Павел Иванович запер за гостем дверь и побрел в свою комнату… А жить так больше нельзя, это не жизнь. Сегодня вот подслушивал соседские разговоры. Что будет завтра? «Жалкое прозябание», – сказала бы мать. Надо по-другому, но как? Она бы знала – как… Но ведь не так же, как Антохины… А может, ты в глубине души им завидуешь, потому и злишься: зелен виноград? Может, и сам бы не прочь, чтобы сейчас тут между стульев двигалась со шваброй крепконогая, ладненькая хозяйка – и… какие там еще, на хрен, духовные запросы? – наводила бы в доме порядок, вон – в углах – паутина!

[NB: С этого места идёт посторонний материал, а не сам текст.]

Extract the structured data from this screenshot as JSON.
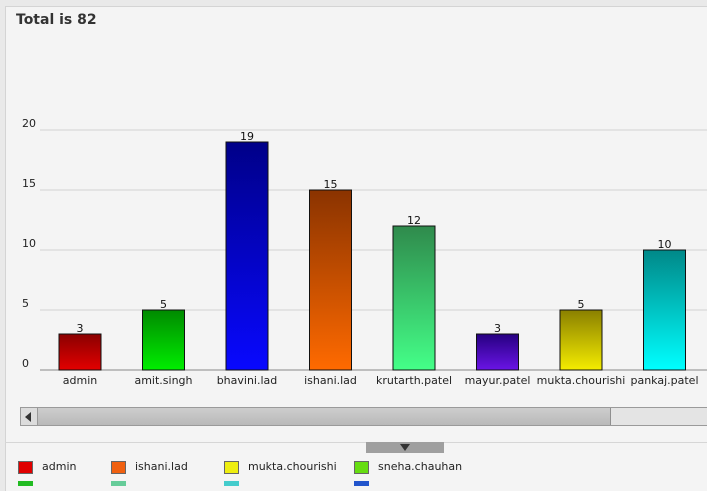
{
  "chart_data": {
    "type": "bar",
    "title": "Total is 82",
    "categories": [
      "admin",
      "amit.singh",
      "bhavini.lad",
      "ishani.lad",
      "krutarth.patel",
      "mayur.patel",
      "mukta.chourishi",
      "pankaj.patel"
    ],
    "values": [
      3,
      5,
      19,
      15,
      12,
      3,
      5,
      10
    ],
    "ylim": [
      0,
      22
    ],
    "yticks": [
      0,
      5,
      10,
      15,
      20
    ],
    "grid": true,
    "bar_colors": [
      [
        "#8a0000",
        "#e30000"
      ],
      [
        "#008a00",
        "#00ee00"
      ],
      [
        "#000088",
        "#0808ff"
      ],
      [
        "#8a3300",
        "#ff6a00"
      ],
      [
        "#2f8a4c",
        "#44ff88"
      ],
      [
        "#260080",
        "#6a14e6"
      ],
      [
        "#8a8000",
        "#f4ec00"
      ],
      [
        "#008888",
        "#00ffff"
      ]
    ]
  },
  "legend": {
    "items": [
      {
        "label": "admin",
        "color": "#e00000"
      },
      {
        "label": "ishani.lad",
        "color": "#f06010"
      },
      {
        "label": "mukta.chourishi",
        "color": "#eeee10"
      },
      {
        "label": "sneha.chauhan",
        "color": "#66dd11"
      }
    ],
    "row2_colors": [
      "#22bb22",
      "#66cc99",
      "#44cccc",
      "#2255cc"
    ]
  }
}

А ты бы сам… ну что? – пылесосил. Или переклеивал обои. Не нравится? Тогда женись на мясниковой дочке: «Ах, я так обожаю живопись! На Литейном в комиссионке продают картину, пейзаж с деревьями. Художник? Н-не знаю… Кажется… Мусье? Или Монпасье, короче – француз…»
…Если проникнуть в парк через калитку и пойти по аллее, то между стволами скоро покажется дом. Деревянный с белыми колоннами и портиком. Широкая, посыпанная песком дорожка ведет к подъезду. Залитая солнцем гостиная. Рояль у окна. Женщина в белом платье. Кажется, это место называлось… Смирновицы?.. Смердовицы? {109} – так вроде говорила мать. То ли там было имение Сенявиных, не то – просто ездили к кому-то в гости, мать была совсем маленькой девочкой, не помнит точно. Парк из одних дубов, а вокруг – лес, настоящий дикий лес, с грибами, ягодами, чащобой. Взрослые пугали: там водится настоящий волк… Где это? Теперь не узнать.
109
Смердовицы – усадьба баронессы Тизенгаузен (сейчас находится на территории Волосовского района Ленинградской области). В 1896 году усадьбу арендовал композитор Римский-Корсаков, он писал здесь оперу «Садко». Господский дом был разрушен во время войны.